You can't put a price tag on love. But this is gonna cost you.

"You're selling dreams, and you can charge anything."

I think Fiancé and I are reasonable people. We're romantics, but we've got our heads on straight. We shell out for the things we really want, and bargain hunt for the less important things in life. We're money savvy, sort of. And so we went into wedding planning with the unrealistic expectation that we could afford to get married, we just had to be smart and avoid overspending.





I've already learned a lot since this whole process started, so I'm going to expose some of the best tricks of the wedding business trade.

My first mistake? The wedding dress purchase. My dress is obscenely expensive. But I wasn't prepared when I walked through the door of Allegria Bridal. I fell victim to the most powerful pitch in the biz. The saleswoman stood behind me on the podium and placed a veil on top of my head. "This is the most important day of your life," she told me. I have heard this statement time and time again. And it's loaded. The. Most. Important. Day.

Now, I'm an almost-32 year old woman. This is the most important day of my life? What have all the other days been?

So I handed over my credit card. What have all the other days been? Oh, right. Of course. Practice.

Now, just when I thought I'd learned from my mistake and could anticipate the lure, I fell into a whole other trap. "This wedding isn't for you," the reception site coordinator told us. What this does is very effectively corner you once again.

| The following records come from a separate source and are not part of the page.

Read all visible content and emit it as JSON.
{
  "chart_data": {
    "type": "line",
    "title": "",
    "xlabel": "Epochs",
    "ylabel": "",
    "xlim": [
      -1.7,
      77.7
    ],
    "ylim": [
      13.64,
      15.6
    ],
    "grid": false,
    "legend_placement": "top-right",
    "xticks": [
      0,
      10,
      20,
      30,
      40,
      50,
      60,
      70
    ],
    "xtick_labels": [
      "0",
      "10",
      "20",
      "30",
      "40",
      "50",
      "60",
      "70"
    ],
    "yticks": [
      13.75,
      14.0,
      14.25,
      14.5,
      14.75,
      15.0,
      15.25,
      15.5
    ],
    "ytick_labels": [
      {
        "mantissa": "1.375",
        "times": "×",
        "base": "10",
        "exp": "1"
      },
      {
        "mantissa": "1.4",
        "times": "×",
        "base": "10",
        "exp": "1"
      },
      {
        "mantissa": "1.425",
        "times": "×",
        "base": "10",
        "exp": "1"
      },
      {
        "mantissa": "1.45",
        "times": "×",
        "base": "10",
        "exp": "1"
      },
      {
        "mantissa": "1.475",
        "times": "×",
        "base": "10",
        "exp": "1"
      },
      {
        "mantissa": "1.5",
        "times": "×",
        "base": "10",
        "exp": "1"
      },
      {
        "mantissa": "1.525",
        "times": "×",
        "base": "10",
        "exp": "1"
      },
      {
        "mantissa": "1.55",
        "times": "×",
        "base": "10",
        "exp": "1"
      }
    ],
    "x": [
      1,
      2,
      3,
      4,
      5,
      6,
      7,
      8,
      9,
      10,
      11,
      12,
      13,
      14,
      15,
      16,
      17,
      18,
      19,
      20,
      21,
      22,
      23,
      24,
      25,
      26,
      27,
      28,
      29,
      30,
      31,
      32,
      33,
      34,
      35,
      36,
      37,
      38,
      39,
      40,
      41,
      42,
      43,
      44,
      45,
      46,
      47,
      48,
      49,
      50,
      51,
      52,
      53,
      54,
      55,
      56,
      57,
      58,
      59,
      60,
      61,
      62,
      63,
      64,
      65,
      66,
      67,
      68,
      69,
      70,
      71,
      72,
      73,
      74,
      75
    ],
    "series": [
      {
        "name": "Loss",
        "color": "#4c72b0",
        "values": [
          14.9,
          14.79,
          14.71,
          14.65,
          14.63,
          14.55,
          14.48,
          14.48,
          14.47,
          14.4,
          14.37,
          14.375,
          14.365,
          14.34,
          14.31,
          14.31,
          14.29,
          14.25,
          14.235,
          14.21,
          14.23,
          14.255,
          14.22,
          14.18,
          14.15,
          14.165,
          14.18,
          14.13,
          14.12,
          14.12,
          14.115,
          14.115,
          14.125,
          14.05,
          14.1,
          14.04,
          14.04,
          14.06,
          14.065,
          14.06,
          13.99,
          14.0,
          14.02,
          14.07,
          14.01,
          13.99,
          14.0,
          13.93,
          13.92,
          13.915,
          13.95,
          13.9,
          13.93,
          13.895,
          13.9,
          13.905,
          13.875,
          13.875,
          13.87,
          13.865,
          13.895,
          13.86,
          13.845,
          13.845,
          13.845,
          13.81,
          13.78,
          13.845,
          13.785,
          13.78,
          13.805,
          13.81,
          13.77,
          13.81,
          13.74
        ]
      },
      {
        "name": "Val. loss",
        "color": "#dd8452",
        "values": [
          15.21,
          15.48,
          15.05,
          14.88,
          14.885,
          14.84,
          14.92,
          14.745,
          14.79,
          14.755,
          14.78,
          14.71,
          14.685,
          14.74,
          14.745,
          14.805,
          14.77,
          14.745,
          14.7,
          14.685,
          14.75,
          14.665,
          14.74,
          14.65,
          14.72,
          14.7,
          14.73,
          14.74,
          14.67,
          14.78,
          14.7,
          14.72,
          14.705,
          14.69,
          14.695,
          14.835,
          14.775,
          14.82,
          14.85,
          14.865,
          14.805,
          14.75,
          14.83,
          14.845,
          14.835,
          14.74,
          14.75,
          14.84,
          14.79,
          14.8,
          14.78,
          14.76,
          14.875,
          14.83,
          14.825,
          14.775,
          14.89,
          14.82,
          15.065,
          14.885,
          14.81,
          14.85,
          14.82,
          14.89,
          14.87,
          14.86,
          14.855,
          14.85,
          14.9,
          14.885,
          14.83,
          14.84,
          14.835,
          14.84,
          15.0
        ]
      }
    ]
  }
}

You can't be overly frugal, because you're not spending the money for your own benefit. Even though they've just finished telling you it's your day, now they're going to convince you that it is in fact your duty to provide the perfect day for everyone else. This translates into upgraded china and linens, top shelf liquor, and the brie display instead of the domestic cheeses.

Then there's the classic statement that catches you in a tandem web: "This represents you as a couple," the woman at PaperSource reminded us. We went into the store with the goal of spending as little as possible on invitations and response cards; after all, it's just paper. But suddenly overlay vs. mounting, bows vs. buttons, square vs. rectangle, engraved vs. letterpress... it all has new importance. It's how we announce ourselves. To the world.

All these cliché phrases, they're just words. But they pack a punch. This sounds very silly from a distance. Surely an intelligent couple can navigate through this emotionally charged minefield and dismiss the crap and the sales pitch for what they are? But once the platinum diamond ring is in place, they've got you exactly where they want you. It's as if the very weight of it on your finger throws you off-center.

These are the tricks of the trade we've run into so far. I don't doubt there are many more, as we're only two months into the planning process. But this has been enough to open our eyes to the monster we're up against. Why we thought we, unlike everyone else, would be able to resist the hype is beyond me. These people are skilled. If you're resistant, they just work harder to make you realize that you're being cheap and irreverent. Because they know: the shittier you feel, the more important chivare chairs become.